Showing Love Through Words
- Speak your love. Clear communication will let your partner know how much you love them. Speaking from your experience is a way of sharing yourself so that your partner can hear it. You might say, "My heart goes pitter patter when you walk into the room" or "I think about you throughout my day, and each time I do, I smile." Say whatever is true.
- Praise your spouse's talents and accomplishments. Figure out, if you haven't already, the ways in which your partner thinks they're unique or distinguished. Spend your time reinforcing those traits. If your husband fancies himself an intellectual, praise him for his smarts; if your wife fancies herself a fashionista, praise her for her style.

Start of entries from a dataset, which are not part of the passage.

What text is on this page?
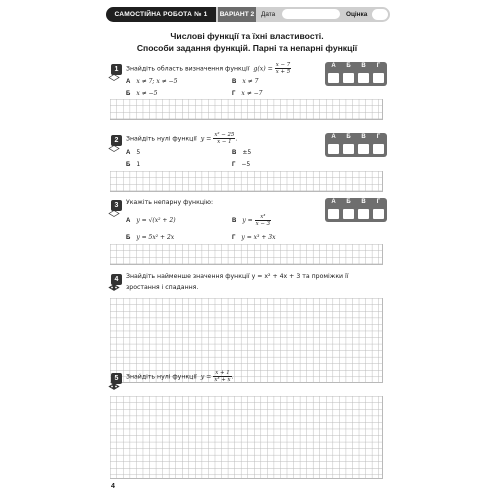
САМОСТІЙНА РОБОТА № 1	ВАРІАНТ 2 Дата	Оцінка
Числові функції та їхні властивості.
Способи задання функцій. Парні та непарні функції
1	Знайдіть область визначення функції $g(x) = \frac{x - 7}{x + 5}$
А x ≠ 7; x ≠ −5	В x ≠ 7
Б x ≠ −5	Г x ≠ −7
А	Б	В	Г
2	Знайдіть нулі функції $y = \frac{\text{x² − 25}}{x - 1}$ .
А 5	В ±5
Б 1	Г −5
А	Б	В	Г
3	Укажіть непарну функцію:
А y = √(x² + 2)	В $y = \frac{\text{x³}}{x - 3}$
Б y = 5x² + 2x	Г y = x³ + 3x
А	Б	В	Г
4	Знайдіть найменше значення функції y = x² + 4x + 3 та проміжки її
зростання і спадання.
5	Знайдіть нулі функції $y = \frac{x + 1}{\text{x³ + x}}$ .
4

- Get used to talking about feelings. Don't shy away from talking about what emotions you're going through. Dialogue about the emotions your partner is having. Share even inconsequential things that happened during your day, as it will make your partner feel more intimately involved in your life.
- Speak the truth. Telling your partner the truth is a loving thing to do because it shows trust and respect. The truth doesn't have to be positive to be meaningful. It just needs to be true. Show your spouse unconditional love, but not unconditional acceptance. Always be willing to accept correction from your spouse too.
- Don't raise your voice, used loaded words, or generalize using words like "always" and "constantly." These can make the truth sting more than it needs to.
- Don't be caught up into the cultural notion that to love is to never seek to help someone better himself or herself. Trust that your significant other actually wants you to tell them the truth.
- Use gracious words to point out your spouse's weaknesses and offer constructive suggestions on how to improve these things. If your spouse is especially sensitive, balance out criticism with praise.
- Find out your partner's preferred "Love Language." Do they know you love them when you speak words of love? Or maybe they feel loved by your acts of service? Some people feel loved by receiving little gifts, and others by loving touches. Real love is not based on your preference but your partner's.
- Things that men might consider about women: A little physical affection goes a long way. Guys don't often show physical affection, and sometimes a little gesture like a kiss on the neck or a spontaneous embrace is just what she needs. Don't think of it as reassurance; think of it as reaching out.
- Things that women might consider about men: Men sometimes think of physical affection as unnecessary or even clingy. That's not to say that you can't show your love; just be aware that to him it's not as important. Give your spouse time to voice his emotions, and don't punish him if he can't.